2) Kemunculan dan tingkat unit analisis
o Prinsip utama dari kepemimpinan spiritual adalah bahwa anggota kelompok secara
intrinsik termotivasi dengan mengembangkan visi bersama dan nilai-nilai altruistik yang
(1) menciptakan harapan / iman dalam visi dan (2) memanfaatkan kebutuhan spiritual
mendasar kelompok untuk tujuan atau panggilan dan interkoneksi atau keanggotaan (Fry,
2003, 2005a, 2008).
o Melalui interaksi-interaksi kelompok yang positif inilah proses muncul terjadi di mana
persepsi individu tentang kepemimpinan spiritual dapat dari waktu ke waktu membentuk
persepsi kelompok tentang kepemimpinan spiritual.
o Kepemimpinan spiritual adalah fenomena yang muncul dalam suatu kelompok di mana
para pemimpin formal menjadi bagian.
o Karena kepemimpinan adalah multi-arah di mana pengikut mempengaruhi pemimpin
mereka serta satu sama lain (misalnya, Dvir & Shamir, 2003; Gardner & Avolio, 1998;
Lord, Brown, & Freiberg, 1999; Shamir et al., 1993).
o Pemeriksaan kepemimpinan spiritual secara tepat memerlukan memeriksa mekanismenya
pada tingkat unit analisis.
e. Dimensi kepemimpinan spiritual
1) Penglihatan
o Visi mengacu pada "gambaran masa depan dengan beberapa komentar implisit atau eksplisit
tentang mengapa orang harus berusaha untuk menciptakan masa depan itu" (Kotter, 1996,
hal. 68).
o Visi melayani tiga fungsi penting untuk mengklarifikasi arah perubahan yang umum,
menyederhanakan banyak keputusan yang lebih rinci, dan membantu mengoordinasikan
tindakan dengan cepat dan efisien.
o Visi yang kuat memiliki daya tarik luas, mendefinisikan tujuan dan perjalanan unit,
mencerminkan cita-cita tinggi, memberi makna pada pekerjaan, dan mendorong harapan dan
iman (Daft & Lengel, 1998; Nanus, 1992).
o Dalam unit militer kecil yang harus memiliki kohesi tugas tingkat tinggi, visi merupakan
pusat untuk mencapai kesatuan upaya (DA, 2008a).
2) Cinta altruistik
o Untuk kepemimpinan spiritual, cinta altruistik didefinisikan sebagai rasa keutuhan, harmoni,
dan kesejahteraan yang dihasilkan melalui perawatan, perhatian, dan penghargaan untuk diri
sendiri dan orang lain (Fry, 2003).
o Ada manfaat emosional dan psikologis yang besar dari memisahkan cinta, atau merawat dan
memperhatikan orang lain, dari kebutuhan, yang merupakan inti dari memberi dan menerima
tanpa syarat.
o Psikologi medis dan positif telah menemukan bahwa cinta memiliki kekuatan untuk
mengatasi pengaruh negatif dari emosi yang merusak seperti ketakutan dan kemarahan (Allen,
1972; Jones, 1995; Seligman & Csikszentmihalyi, 2000).
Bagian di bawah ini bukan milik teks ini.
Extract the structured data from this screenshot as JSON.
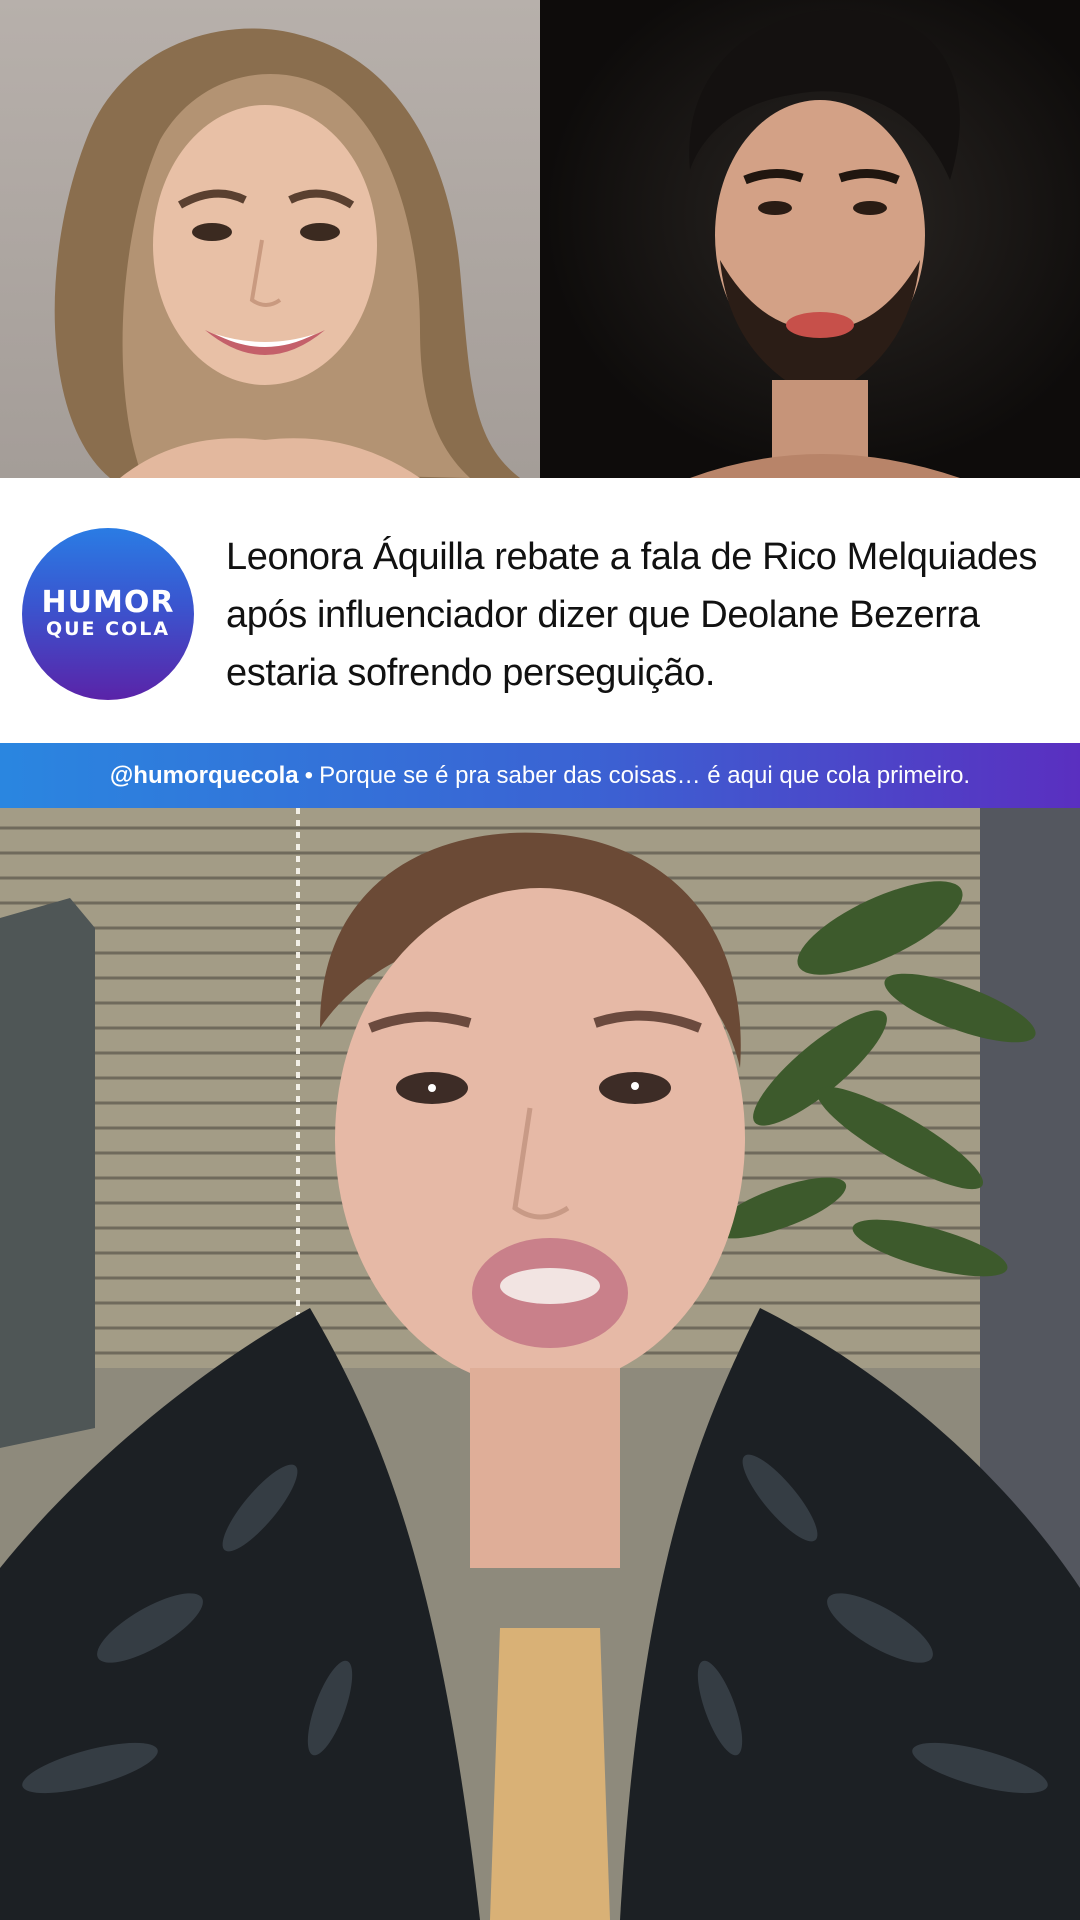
{
  "headline": {
    "text": "Leonora Áquilla rebate a fala de Rico Melquiades após influenciador dizer que Deolane Bezerra estaria sofrendo perseguição."
  },
  "logo": {
    "line1": "HUMOR",
    "line2": "QUE COLA"
  },
  "caption": {
    "handle": "@humorquecola",
    "separator": "•",
    "text": "Porque se é pra saber das coisas… é aqui que cola primeiro."
  },
  "colors": {
    "logo_gradient_top": "#2a7ce4",
    "logo_gradient_bottom": "#5a23a8",
    "caption_bar_left": "#2a86e0",
    "caption_bar_right": "#5a2fc0"
  }
}
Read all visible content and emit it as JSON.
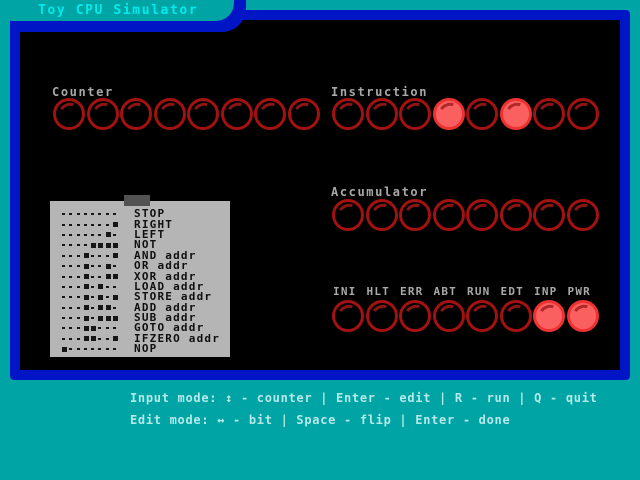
{
  "window": {
    "title": "Toy CPU Simulator"
  },
  "registers": [
    {
      "id": "counter",
      "label": "Counter",
      "bits": [
        0,
        0,
        0,
        0,
        0,
        0,
        0,
        0
      ]
    },
    {
      "id": "instruction",
      "label": "Instruction",
      "bits": [
        0,
        0,
        0,
        1,
        0,
        1,
        0,
        0
      ]
    },
    {
      "id": "accumulator",
      "label": "Accumulator",
      "bits": [
        0,
        0,
        0,
        0,
        0,
        0,
        0,
        0
      ]
    }
  ],
  "status": {
    "labels": [
      "INI",
      "HLT",
      "ERR",
      "ABT",
      "RUN",
      "EDT",
      "INP",
      "PWR"
    ],
    "bits": [
      0,
      0,
      0,
      0,
      0,
      0,
      1,
      1
    ]
  },
  "legend": {
    "items": [
      {
        "pattern": "00000000",
        "name": "STOP"
      },
      {
        "pattern": "00000001",
        "name": "RIGHT"
      },
      {
        "pattern": "00000010",
        "name": "LEFT"
      },
      {
        "pattern": "00001111",
        "name": "NOT"
      },
      {
        "pattern": "00010001",
        "name": "AND addr"
      },
      {
        "pattern": "00010010",
        "name": "OR addr"
      },
      {
        "pattern": "00010011",
        "name": "XOR addr"
      },
      {
        "pattern": "00010100",
        "name": "LOAD addr"
      },
      {
        "pattern": "00010101",
        "name": "STORE addr"
      },
      {
        "pattern": "00010110",
        "name": "ADD addr"
      },
      {
        "pattern": "00010111",
        "name": "SUB addr"
      },
      {
        "pattern": "00011000",
        "name": "GOTO addr"
      },
      {
        "pattern": "00011001",
        "name": "IFZERO addr"
      },
      {
        "pattern": "10000000",
        "name": "NOP"
      }
    ]
  },
  "help": {
    "line1": "Input mode: ↕ - counter | Enter - edit | R - run | Q - quit",
    "line2": "Edit mode: ↔ - bit | Space - flip | Enter - done"
  },
  "colors": {
    "background_teal": "#00a4a4",
    "panel_border_blue": "#0016c6",
    "panel_black": "#000000",
    "title_cyan": "#00ecec",
    "label_gray": "#a8a8a8",
    "led_on_fill": "#fa6060",
    "led_on_ring": "#ee3232",
    "led_off_ring": "#a31111",
    "legend_bg_gray": "#b5b5b5",
    "help_text": "#b5e9e9"
  }
}
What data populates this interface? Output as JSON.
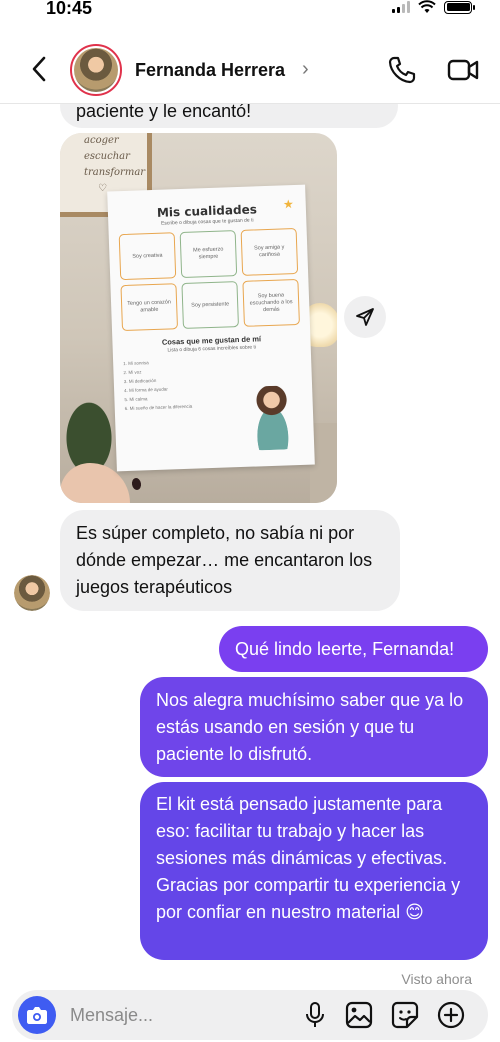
{
  "status": {
    "time": "10:45"
  },
  "header": {
    "contact_name": "Fernanda Herrera",
    "chevron": "›"
  },
  "messages": {
    "cut_top": "paciente y le encantó!",
    "incoming_1": "Es súper completo, no sabía ni por dónde empezar… me encantaron los juegos terapéuticos",
    "outgoing_1": "Qué lindo leerte, Fernanda!",
    "outgoing_2": "Nos alegra muchísimo saber que ya lo estás usando en sesión y que tu paciente lo disfrutó.",
    "outgoing_3": "El kit está pensado justamente para eso: facilitar tu trabajo y hacer las sesiones más dinámicas y efectivas. Gracias por compartir tu experiencia y por confiar en nuestro material 😊"
  },
  "photo": {
    "frame_text": [
      "acoger",
      "escuchar",
      "transformar",
      "♡"
    ],
    "worksheet": {
      "title": "Mis cualidades",
      "subtitle": "Escribe o dibuja cosas que te gustan de ti",
      "cells": [
        "Soy creativa",
        "Me esfuerzo siempre",
        "Soy amiga y cariñosa",
        "Tengo un corazón amable",
        "Soy persistente",
        "Soy buena escuchando a los demás"
      ],
      "section_title": "Cosas que me gustan de mí",
      "section_sub": "Lista o dibuja 6 cosas increíbles sobre ti",
      "lines": [
        "1. Mi sonrisa",
        "2. Mi voz",
        "3. Mi dedicación",
        "4. Mi forma de ayudar",
        "5. Mi calma",
        "6. Mi sueño de hacer la diferencia"
      ]
    }
  },
  "footer": {
    "seen": "Visto ahora"
  },
  "composer": {
    "placeholder": "Mensaje..."
  },
  "icons": {
    "back": "chevron-left-icon",
    "call": "phone-icon",
    "video": "video-camera-icon",
    "share": "send-icon",
    "camera": "camera-icon",
    "mic": "microphone-icon",
    "gallery": "image-icon",
    "sticker": "sticker-icon",
    "plus": "plus-circle-icon"
  },
  "colors": {
    "outgoing_bubble": "#7a3ff0",
    "incoming_bubble": "#efeff0",
    "camera_button": "#3f5cf2",
    "avatar_ring": "#e0324b"
  }
}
o Nilai-nilai seperti integritas, kesabaran, kebaikan, pengampunan, penerimaan, terima kasih,
kerendahan hati, keberanian, kepercayaan, kesetiaan, dan kasih sayang.
o Sebagai komponen budaya organisasi, cinta altruistik mendefinisikan serangkaian nilai,
asumsi, dan cara berpikir yang dianggap benar secara moral yang dibagikan oleh anggota
kelompok dan diajarkan kepada anggota baru (Klimoski & Mohammad, 1994; Schein, 2004).
o Militer memiliki tradisi ikatan yang sangat kuat yang ditempa antara prajurit dalam satuan
kecil (DA, 1950).
3) Harapan / iman
o Harapan adalah keinginan dengan harapan pemenuhan.
o Iman menambah keyakinan pada harapan. Ini adalah keyakinan yang kuat pada sesuatu
yang tidak ada bukti empiris didasarkan pada nilai-nilai, sikap, dan perilaku yang
menunjukkan kepastian dan kepercayaan bahwa apa yang diinginkan dan diharapkan
akan terjadi.
o Orang-orang dengan harapan / keyakinan memiliki kejelasan tentang ke mana mereka
akan pergi, bagaimana menuju ke sana, dan bersedia menghadapi pertentangan dan
menanggung kesulitan untuk mencapai tujuan mereka (MacArthur, 1998).
o Harapan / iman adalah sumber keyakinan bahwa visi, tujuan, dan misi organisasi akan
terpenuhi.
4) Kepemimpinan spiritual sebagai konstruk formatif
o Berdasarkan proses kepemimpinan kolektif yang muncul yang dibahas sebelumnya,
kepemimpinan spiritual muncul melalui pembangunan cinta altruistik antara anggota
kelompok dalam mengejar visi bersama.
o Harapan / iman menambah keyakinan, keyakinan, kepercayaan, dan tindakan untuk
kinerja pekerjaan untuk mencapai visi unit.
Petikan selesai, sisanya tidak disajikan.